Марьяна закрутила часто-часто головой, не соглашаясь с Пчелинцевым, ощутила тепло на щеках – это покатились соленые слезы из глаз, враз сделали лицо мокрым.
– Да ты что, Сергей? – выдохнула она шепотом. – Все вернется, все-все! И то, что было, повторится, обязательно повторится, – проговорила она, вспоминая сейчас, в эти краткие миги, счастливые часы, проведенные вместе с Пчелинцевым, но тут же осеклась – последняя фраза имела двойной смысл…
Из далекого далека, откуда-то из-под самых небес, из-под медленно тающего сливочного комка солнца до нее донеслось глухое, бесцветное:
– Все, Марьяна, прощай! Теперь уж навсегда.
Она снова ожесточенно покрутила головой, не соглашаясь и одновременно принимая эти слова как заряд дроби, угодивший в душу, и расплачиваясь за прошлое болью, слезами, странной теснотой, возникшей в груди, переживая сейчас то, что пережил совсем недавно сам Пчелинцев. Спросила, едва совладав с собой:
– И что?.. Безвозвратно? Да, Сергей?
– Не знаю, – жестко отозвался Пчелинцев, глядя суженными твердыми глазами на приближающиеся астраханские причалы, где швартовались волжские теплоходы.
Пройдет несколько минут, и «адмиральский» катер пристанет к берегу, сделавшемуся для Пчелинцева за последние две недели чужим, совершенно незнакомым и далеким. Таким далеким, что он должен будет осваивать, обживать эту землю заново. Либо ему надо будет уйти отсюда, чтобы пристать к берегу другому.
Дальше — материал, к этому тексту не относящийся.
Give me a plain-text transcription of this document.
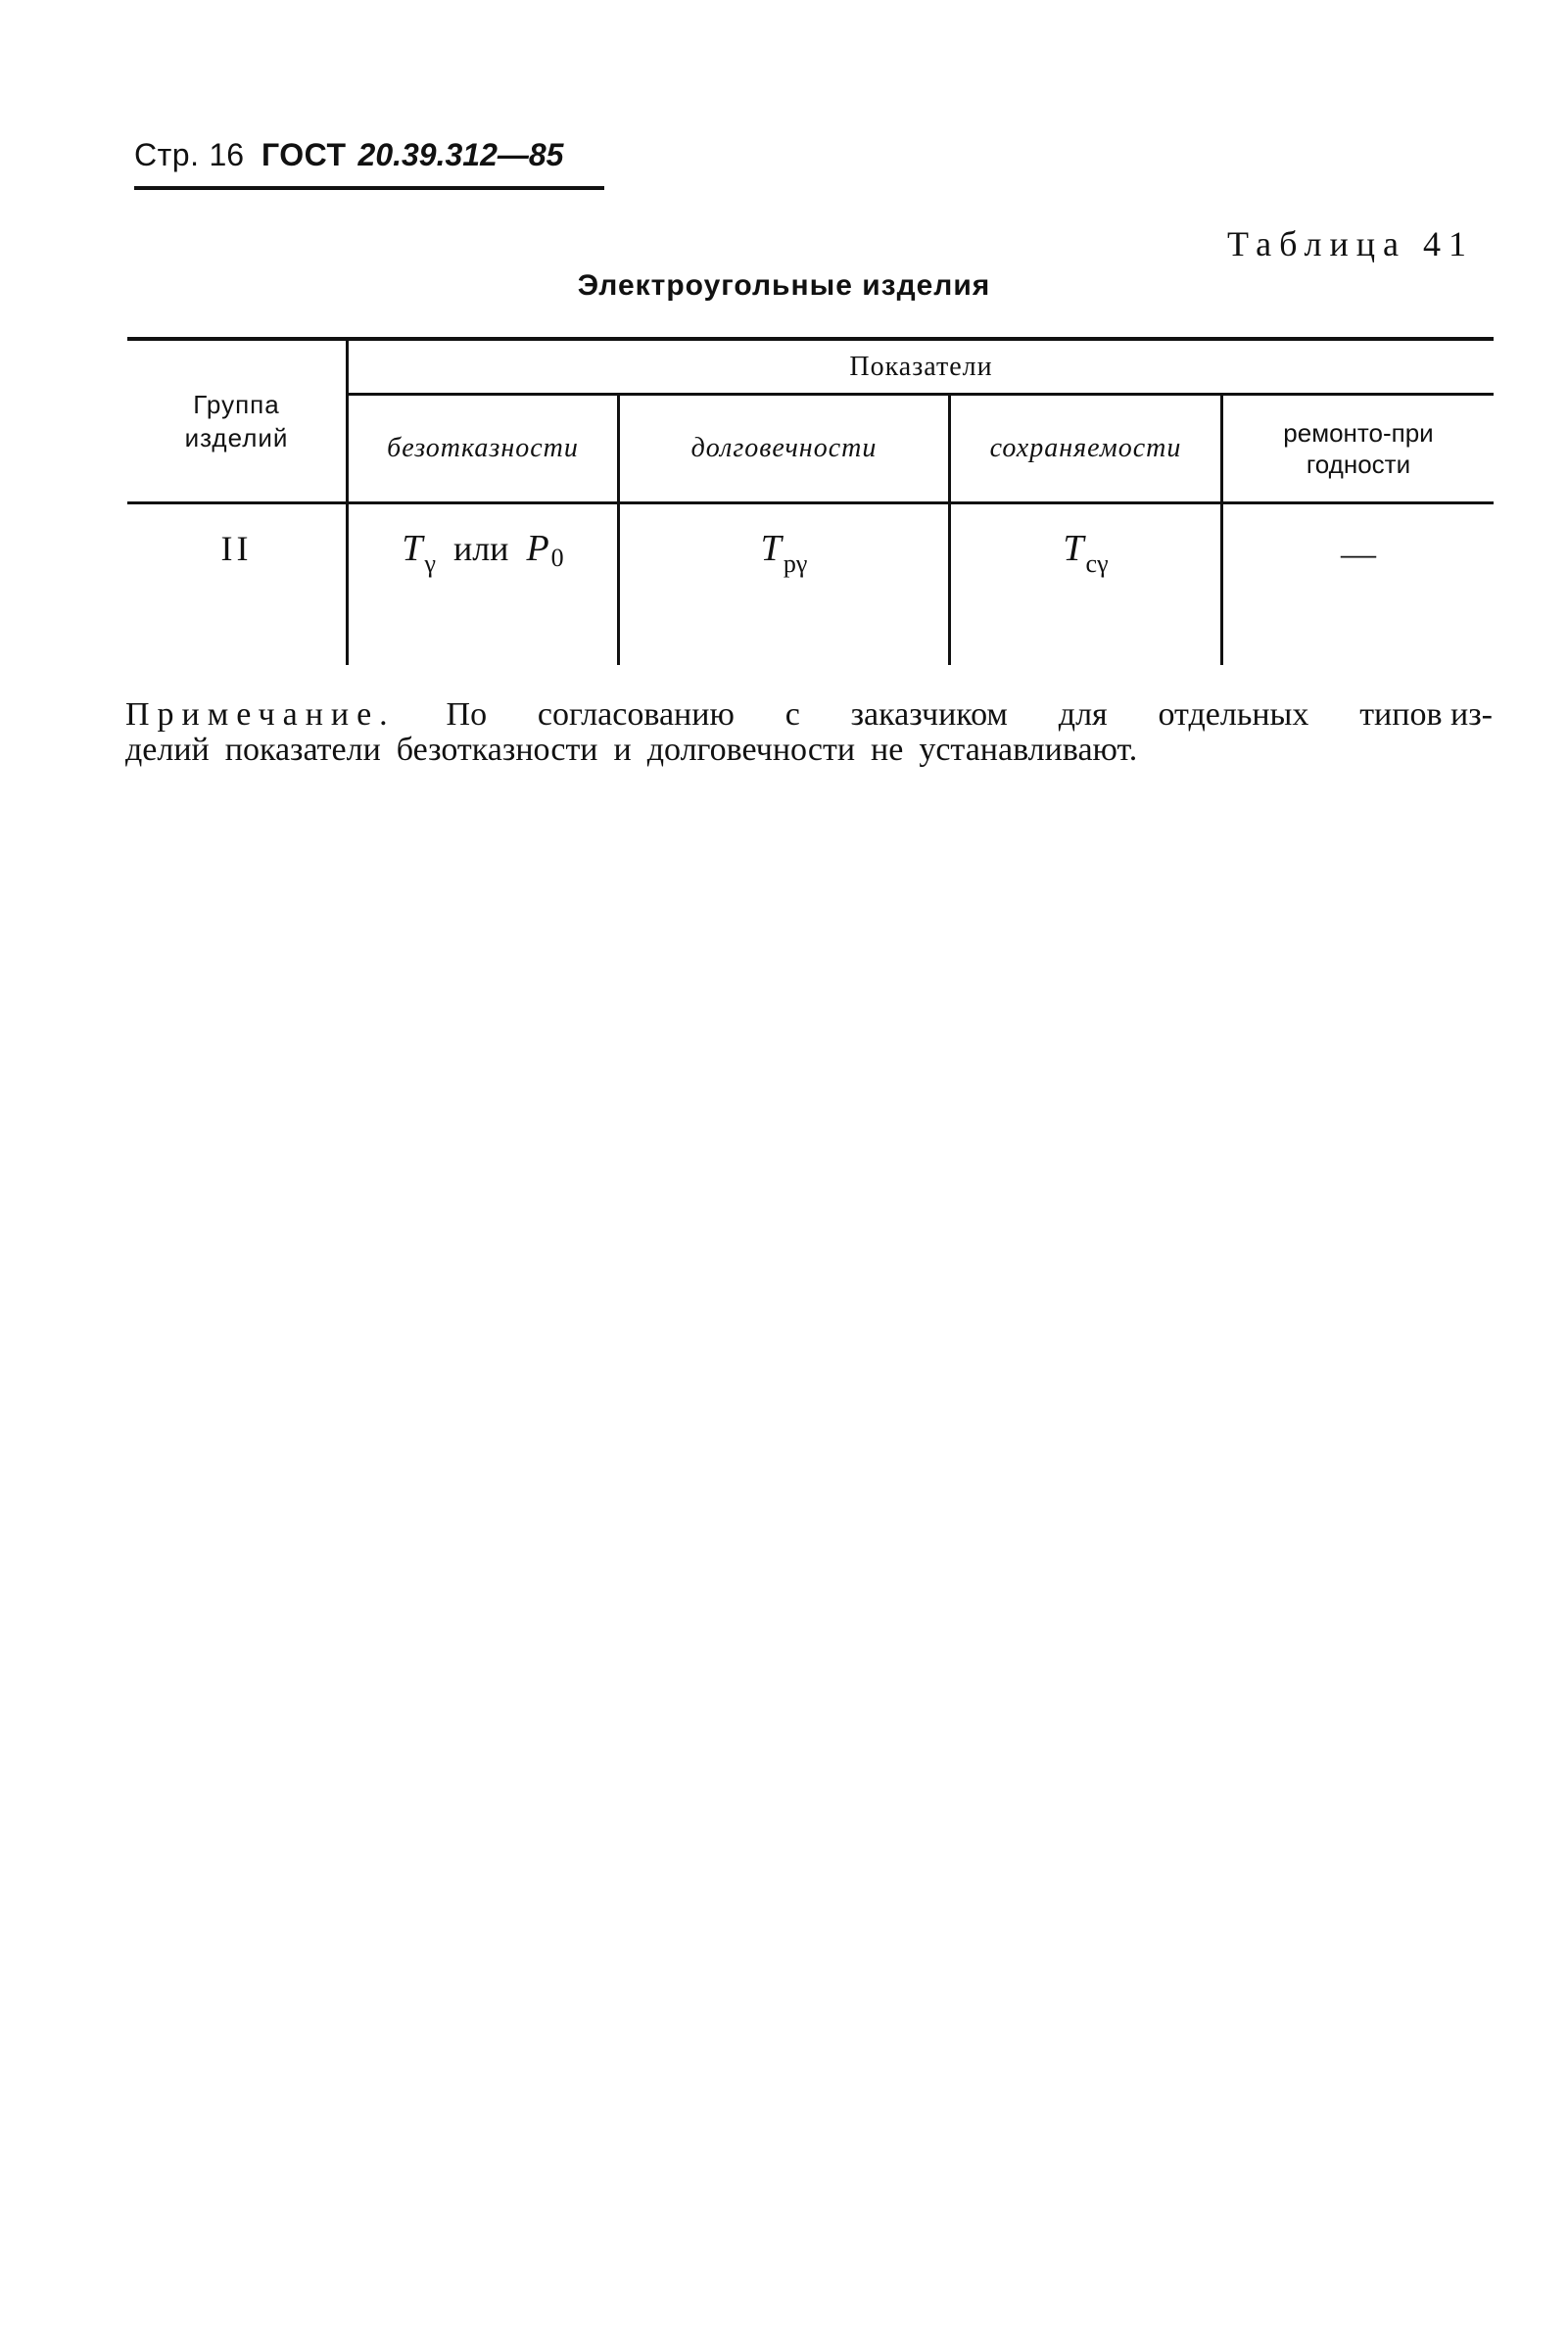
Стр. 16 ГОСТ 20.39.312—85
Таблица 41
Электроугольные изделия
Группа изделий
Показатели
безотказности	долговечности	сохраняемости	ремонто-пригодности
II	$T_\gamma$ или P0	$T_{р\gamma}$	$T_{с\gamma}$	—
Примечание. По согласованию с заказчиком для отдельных типов из-
делий показатели безотказности и долговечности не устанавливают.
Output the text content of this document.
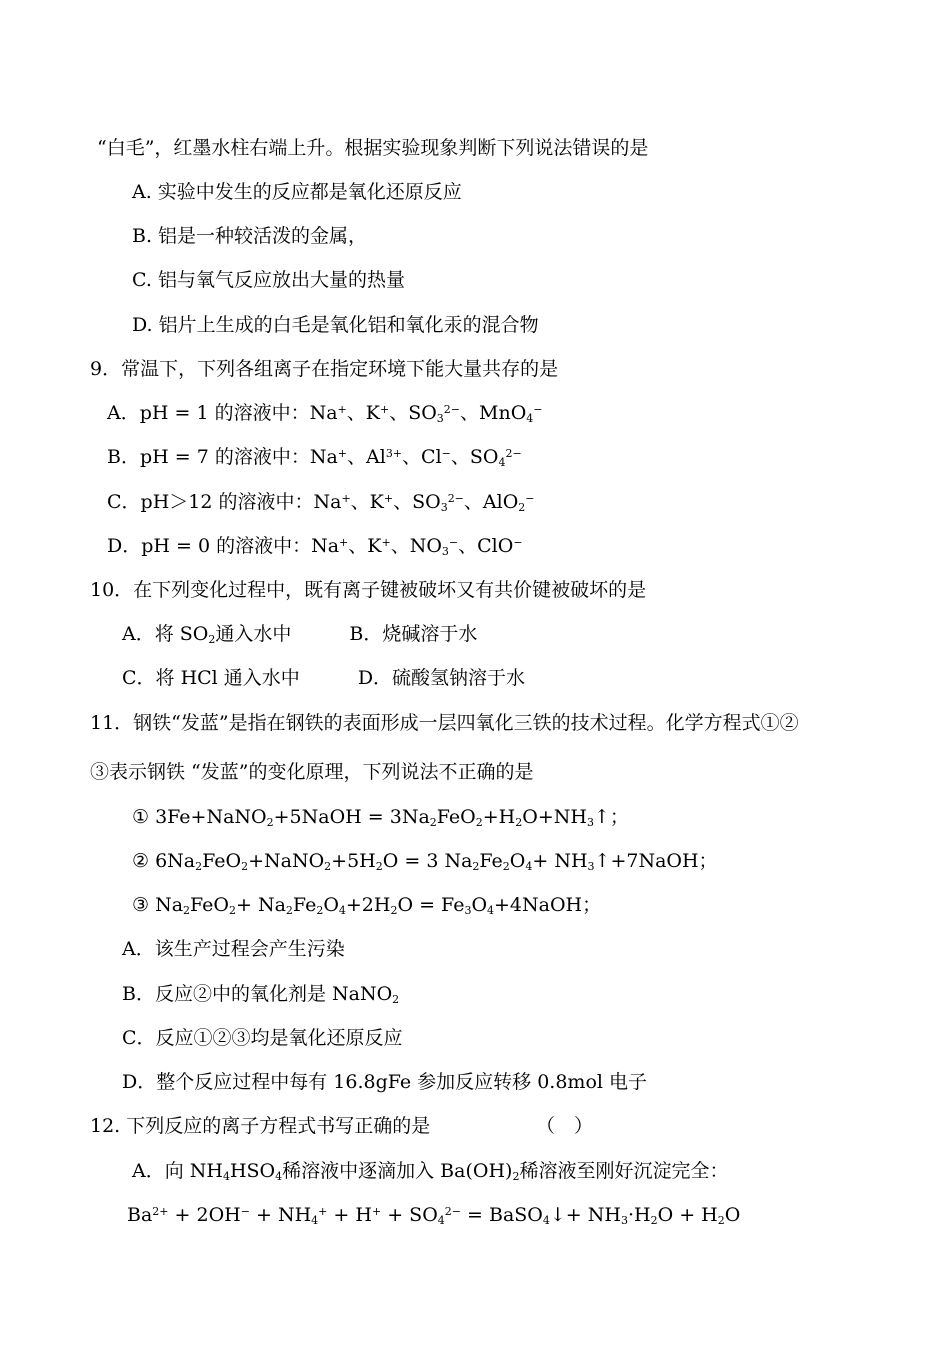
“白毛”，红墨水柱右端上升。根据实验现象判断下列说法错误的是
A. 实验中发生的反应都是氧化还原反应
B. 铝是一种较活泼的金属，
C. 铝与氧气反应放出大量的热量
D. 铝片上生成的白毛是氧化铝和氧化汞的混合物
9．常温下，下列各组离子在指定环境下能大量共存的是
A．pH = 1 的溶液中：Na+、K+、$SO_3^{2-}$、MnO$_4$−
B．pH = 7 的溶液中：Na+、$Al^{3+}$、Cl−、$SO_4^{2-}$
C．pH＞12 的溶液中：Na+、K+、$SO_3^{2-}$、AlO$_2$−
D．pH = 0 的溶液中：Na+、K+、$NO_3^-$、ClO−
10．在下列变化过程中，既有离子键被破坏又有共价键被破坏的是
A．将 $SO_2$通入水中	B．烧碱溶于水
C．将 HCl 通入水中	D．硫酸氢钠溶于水
11．钢铁“发蓝”是指在钢铁的表面形成一层四氧化三铁的技术过程。化学方程式①②
③表示钢铁 “发蓝”的变化原理，下列说法不正确的是
① 3Fe+NaNO$_2$+5NaOH = $3Na_2FeO_2+H_2O+NH_3↑$；
② $6Na_2FeO_2+NaNO_2+5H_2O = 3$ $Na_2Fe_2O_4+$ $NH_3↑+7NaOH$；
③ $Na_2FeO_2+ Na_2Fe_2O_4+2H_2O$ = $Fe_3O_4+4NaOH$；
A．该生产过程会产生污染
B．反应②中的氧化剂是 NaNO$_2$
C．反应①②③均是氧化还原反应
D．整个反应过程中每有 16.8gFe 参加反应转移 0.8mol 电子
12. 下列反应的离子方程式书写正确的是	（　）
A．向 $NH_4HSO_4$稀溶液中逐滴加入 $Ba(OH)_2$稀溶液至刚好沉淀完全：
$Ba^{2+} + 2OH^- + NH_4^+ + H^+ + SO_4^{2-}$ = BaSO$_4$↓+ $NH_3\cdot H_2O + H_2O$
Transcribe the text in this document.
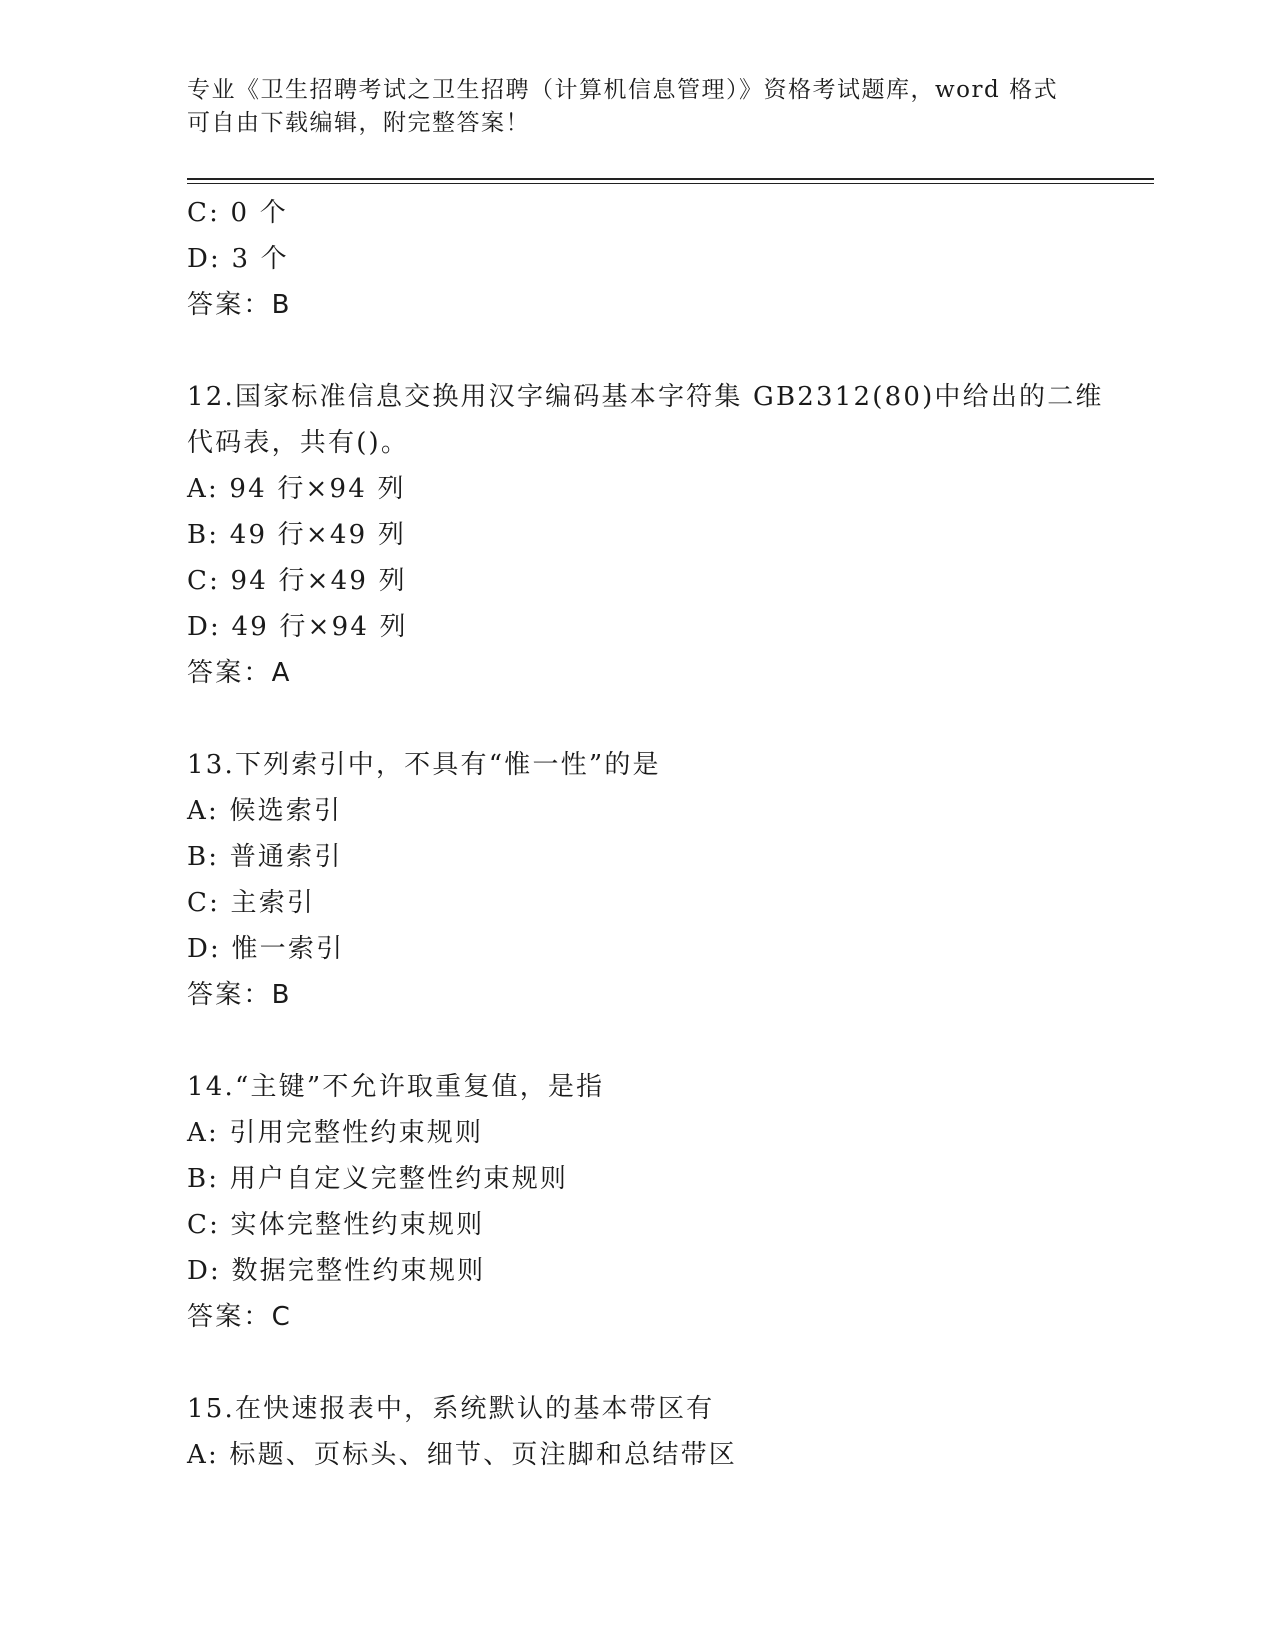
专业《卫生招聘考试之卫生招聘（计算机信息管理）》资格考试题库，word 格式
可自由下载编辑，附完整答案！
C: 0 个
D: 3 个
答案：B
12.国家标准信息交换用汉字编码基本字符集 GB2312(80)中给出的二维
代码表，共有()。
A: 94 行×94 列
B: 49 行×49 列
C: 94 行×49 列
D: 49 行×94 列
答案：A
13.下列索引中，不具有“惟一性”的是
A: 候选索引
B: 普通索引
C: 主索引
D: 惟一索引
答案：B
14.“主键”不允许取重复值，是指
A: 引用完整性约束规则
B: 用户自定义完整性约束规则
C: 实体完整性约束规则
D: 数据完整性约束规则
答案：C
15.在快速报表中，系统默认的基本带区有
A: 标题、页标头、细节、页注脚和总结带区
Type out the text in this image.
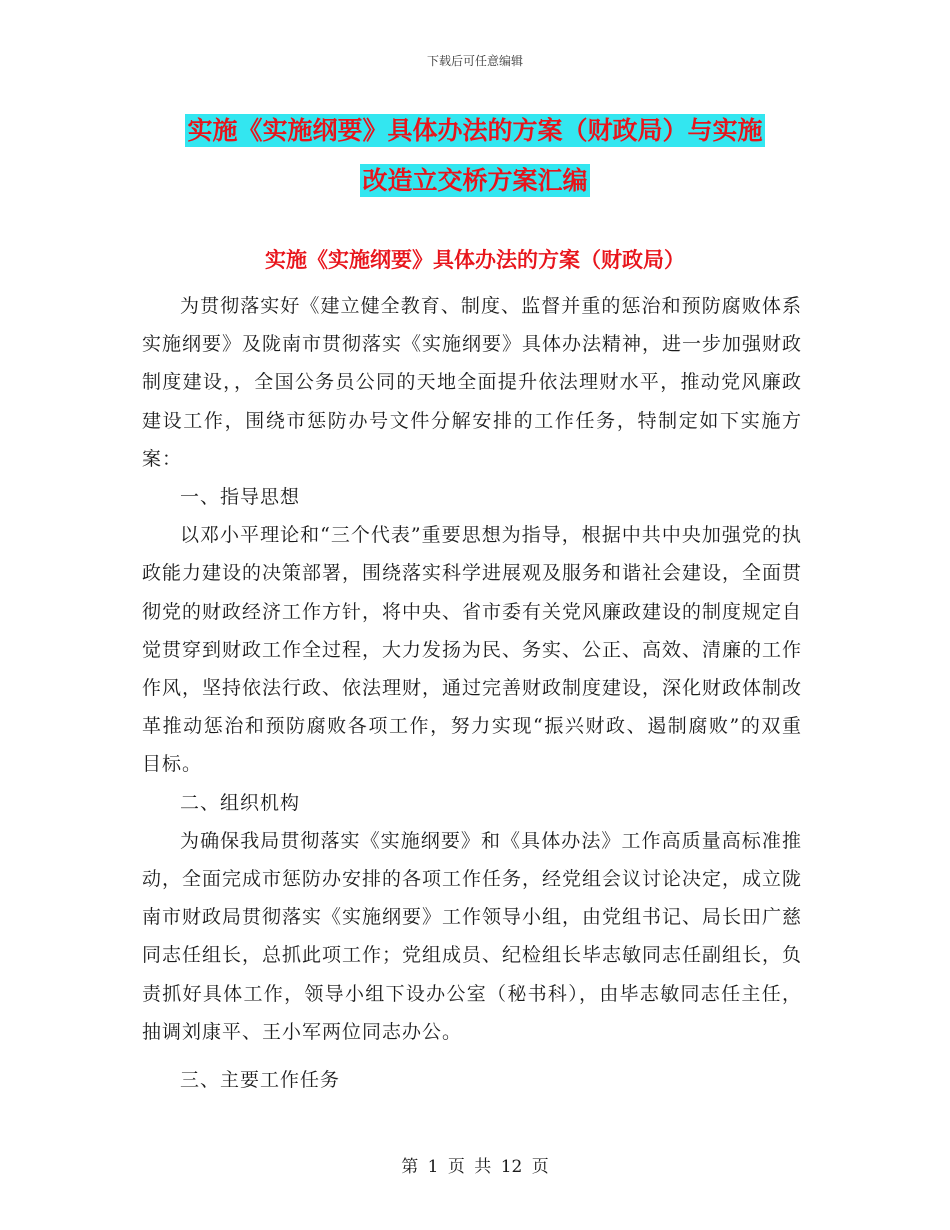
下载后可任意编辑
实施《实施纲要》具体办法的方案（财政局）与实施
改造立交桥方案汇编
实施《实施纲要》具体办法的方案（财政局）

为贯彻落实好《建立健全教育、制度、监督并重的惩治和预防腐败体系实施纲要》及陇南市贯彻落实《实施纲要》具体办法精神，进一步加强财政制度建设，，全国公务员公同的天地全面提升依法理财水平，推动党风廉政建设工作，围绕市惩防办号文件分解安排的工作任务，特制定如下实施方案：

一、指导思想

以邓小平理论和“三个代表”重要思想为指导，根据中共中央加强党的执政能力建设的决策部署，围绕落实科学进展观及服务和谐社会建设，全面贯彻党的财政经济工作方针，将中央、省市委有关党风廉政建设的制度规定自觉贯穿到财政工作全过程，大力发扬为民、务实、公正、高效、清廉的工作作风，坚持依法行政、依法理财，通过完善财政制度建设，深化财政体制改革推动惩治和预防腐败各项工作，努力实现“振兴财政、遏制腐败”的双重目标。

二、组织机构

为确保我局贯彻落实《实施纲要》和《具体办法》工作高质量高标准推动，全面完成市惩防办安排的各项工作任务，经党组会议讨论决定，成立陇南市财政局贯彻落实《实施纲要》工作领导小组，由党组书记、局长田广慈同志任组长，总抓此项工作；党组成员、纪检组长毕志敏同志任副组长，负责抓好具体工作，领导小组下设办公室（秘书科），由毕志敏同志任主任，抽调刘康平、王小军两位同志办公。

三、主要工作任务

第 1 页 共 12 页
Тяжело было Пчелинцеву. Так же тяжко, опустошенно чувствовала себя и Марьяна. И ничего нельзя было с этим поделать. Ни-че-го…
Набат
Гон вел Набат.
Голос Набата отличался от других голосов, хотя в гоне участвовали всего три собаки – лай у Набата низкий, переливчатый, с медным отзвоном, был слышен далеко-далеко; Орлик, напарник его, тявкал хрипло, отрывисто, будто невыспавшийся командир на учениях, на ходу часто отдыхал – берег голос, делал паузы, хотя на звере Орлик умел сидеть прочно, рычал, хватал кабана за твердый шерстистый зад, следом за Орликом обычно шла Пальма. Пальма всегда ходит последней – дрожит, жмется, одна, без Набата или без Орлика, на зверя она никогда не кидается. И не потому, что Пальма труслива, нет – у нее все время щенки: как только у Пальмы появляется потомство, она тут же заряжается новым, одних детишек Пальма кормит, облизывает, воспитывает, а других уже носит в себе.